We see capital spending declining by about 30% in 2020 and another 20% in 2021. Less capital spending frees up cash that can be returned to shareholders via distributions or unit buybacks, to further reduce leverage or to make acquisitions.
Given the changing MLP model, now focused on a pristine balance sheet and self-funding capital spending, we think the industry is going to increasingly gravitate toward the free cash flow yield metric. Free cash flow is simply operating cash flow minus capital spending. Free cash flow yield is simply free cash flow dividend determined by market capitalization, a relative measure of how much cash a company returns to shareholders.
For perspective, the free cash flow yield of the S&P 500 is currently around 4.5%. Our midstream universe has a negative free cash flow yield of ~1% in 2019 (meaning you need to borrow to fund spending). But that grows to 3–4% by 2020 and 6–7% by 2021.
We caution investors to not look at this metric in isolation, as a company can have a high free cash flow yield but an overleveraged balance sheet, and thus need to use excess cash to pay down debt.
Once balance sheets are in order, some companies will resume modest distribution/dividend growth, but increasingly, investors are clamoring for companies to have a meaningful buyback program in their arsenal. That’s particularly true for those companies that view their stock as significantly undervalued.
Just this year, Enterprise Products Partners (EPD) announced a $2 billion unit repurchase program, to be executed opportunistically. Last year Kinder Morgan (KMI), also announced a $2 billion repurchase program. Generating enough free cash flow to allow a major buyback program is not only a huge sign of financial strength, but it also signals you believe the returns on buying back your stock are as good as, if not better than, investing in assets in the ground. Effectively, companies are putting their money where their mouths are.
We think those two buyback programs are the beginning of a trend. By 2021, we believe we will see most of the major, healthy midstream companies with buyback programs in place, providing the next leg of inflows into the space.
Becca Followill is head of research and a senior managing director covering midstream infrastructure at U.S. Capital Advisors. She is also a member of USCA’s Operating Committee. In addition to more than twenty years in equity research, her diversified energy background includes experience in reservoir engineering, power plant development, and natural gas pipeline planning and operations. Prior to joining U.S. Capital Advisors, she was a managing director and head of midstream research for Tudor, Pickering, Holt & Co., covering pipelines, integrated natural gas companies and midstream providers. Before that, she was with Howard Weil, covering the gas and power sectors and with Merrill Lynch, covering natural gas utilities.
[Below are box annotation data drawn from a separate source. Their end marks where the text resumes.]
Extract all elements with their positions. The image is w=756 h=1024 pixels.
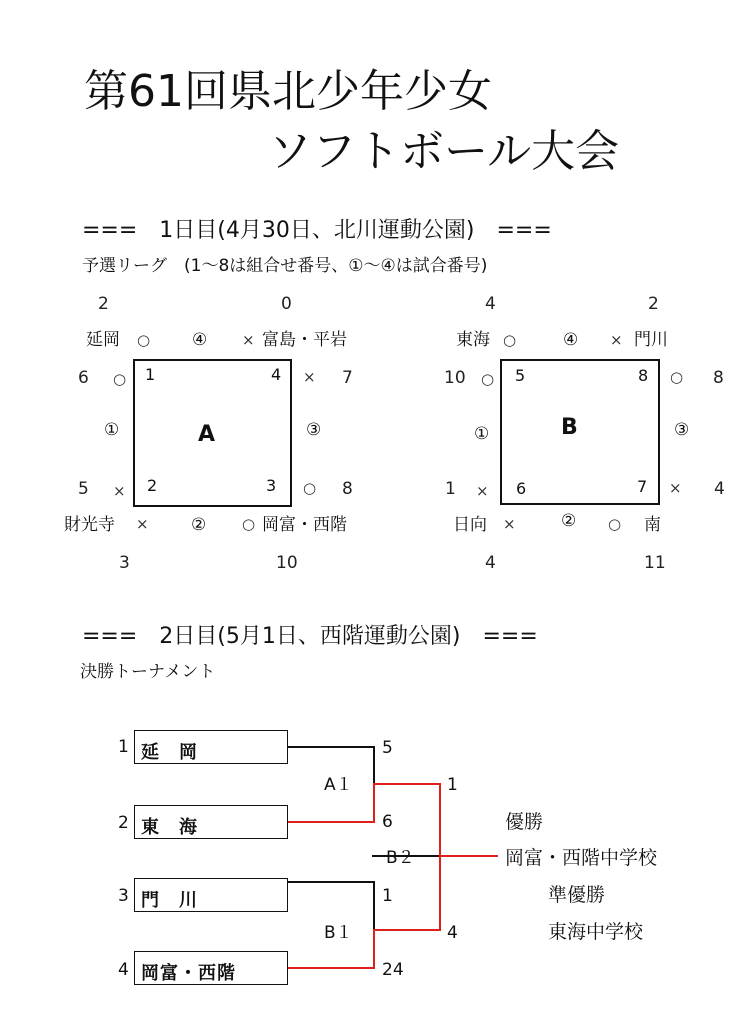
match-score: 1 [382, 886, 393, 906]
corner-number: 6 [516, 479, 527, 498]
corner-number: 8 [638, 366, 649, 385]
result-mark: × [113, 482, 126, 500]
day1-header: === 1日目(4月30日、北川運動公園) === [82, 218, 552, 243]
result-mark: ○ [608, 515, 622, 533]
game-number: ③ [306, 420, 322, 440]
corner-number: 5 [515, 366, 526, 385]
game-number: ② [191, 515, 207, 535]
result-mark: × [669, 479, 682, 497]
result-mark: ○ [503, 331, 517, 349]
team-name: 延岡 [86, 330, 120, 350]
result-mark: ○ [137, 331, 151, 349]
seed-number: 3 [118, 886, 129, 906]
entry-box [134, 951, 288, 985]
game-number: ① [474, 424, 490, 444]
match-score: 1 [447, 775, 458, 795]
corner-number: 3 [266, 476, 277, 495]
game-number: ④ [563, 330, 579, 350]
team-name: 南 [644, 515, 661, 535]
runner-up-name: 東海中学校 [548, 921, 644, 943]
match-label: A１ [324, 775, 353, 795]
champion-label: 優勝 [505, 811, 544, 833]
result-mark: × [136, 515, 149, 533]
entry-name: 岡富・西階 [141, 963, 236, 984]
result-mark: ○ [113, 370, 127, 388]
corner-number: 2 [147, 476, 158, 495]
game-number: ④ [192, 330, 208, 350]
result-mark: ○ [242, 515, 256, 533]
team-name: 日向 [453, 515, 487, 535]
result-mark: × [503, 515, 516, 533]
score: 0 [281, 294, 292, 314]
score: 1 [445, 479, 456, 499]
corner-number: 7 [637, 477, 648, 496]
corner-number: 4 [271, 365, 282, 384]
group-letter: A [198, 422, 216, 447]
match-label: B１ [324, 923, 353, 943]
result-mark: ○ [303, 479, 317, 497]
result-mark: ○ [670, 368, 684, 386]
title-line-2: ソフトボール大会 [268, 126, 620, 177]
team-name: 財光寺 [64, 515, 115, 535]
result-mark: × [476, 482, 489, 500]
score: 5 [78, 479, 89, 499]
champion-name: 岡富・西階中学校 [505, 847, 658, 869]
score: 11 [644, 553, 666, 573]
match-score: 24 [382, 960, 404, 980]
day2-header: === 2日目(5月1日、西階運動公園) === [82, 624, 538, 649]
score: 8 [342, 479, 353, 499]
result-mark: × [242, 331, 255, 349]
result-mark: × [610, 331, 623, 349]
match-score: 5 [382, 738, 393, 758]
seed-number: 1 [118, 737, 129, 757]
team-name: 門川 [634, 330, 668, 350]
game-number: ② [561, 511, 577, 531]
score: 4 [485, 553, 496, 573]
result-mark: ○ [481, 370, 495, 388]
match-label: B２ [386, 848, 415, 868]
entry-name: 延 岡 [141, 742, 198, 763]
result-mark: × [303, 368, 316, 386]
bracket-line [288, 856, 440, 968]
seed-number: 4 [118, 960, 129, 980]
runner-up-label: 準優勝 [548, 884, 606, 906]
day1-subheader: 予選リーグ (1～8は組合せ番号、①～④は試合番号) [82, 256, 488, 276]
entry-box [134, 805, 288, 839]
game-number: ③ [674, 420, 690, 440]
entry-box [134, 878, 288, 912]
team-name: 東海 [456, 330, 490, 350]
score: 4 [714, 479, 725, 499]
score: 3 [119, 553, 130, 573]
bracket-line [288, 784, 440, 856]
corner-number: 1 [145, 365, 156, 384]
score: 10 [444, 368, 466, 388]
entry-name: 門 川 [141, 890, 198, 911]
score: 10 [276, 553, 298, 573]
team-name: 岡富・西階 [262, 515, 347, 535]
score: 2 [98, 294, 109, 314]
entry-name: 東 海 [141, 817, 198, 838]
score: 8 [713, 368, 724, 388]
score: 7 [342, 368, 353, 388]
team-name: 富島・平岩 [262, 330, 347, 350]
entry-box [134, 730, 288, 764]
score: 2 [648, 294, 659, 314]
day2-subheader: 決勝トーナメント [80, 662, 216, 682]
game-number: ① [104, 420, 120, 440]
title-line-1: 第61回県北少年少女 [84, 66, 492, 117]
match-score: 4 [447, 923, 458, 943]
match-score: 6 [382, 812, 393, 832]
seed-number: 2 [118, 813, 129, 833]
score: 4 [485, 294, 496, 314]
group-letter: B [561, 415, 578, 440]
score: 6 [78, 368, 89, 388]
She also spent 11 years working for various Tenneco divisions, including Tenneco Inc., Tennessee Gas Pipeline and Tenneco Oil Company. Thomson Reuters named Followill as the number two stock picker for Oil, Gas and Consumable Fuels for 2016. In 2019, she was named one of the 25 Influential Women in Energy. Followill has a bachelor’s of science degree in Petroleum Engineering from Texas A&M University and a Master’s of Business Administration from the University of Houston. She resides in Houston with her husband.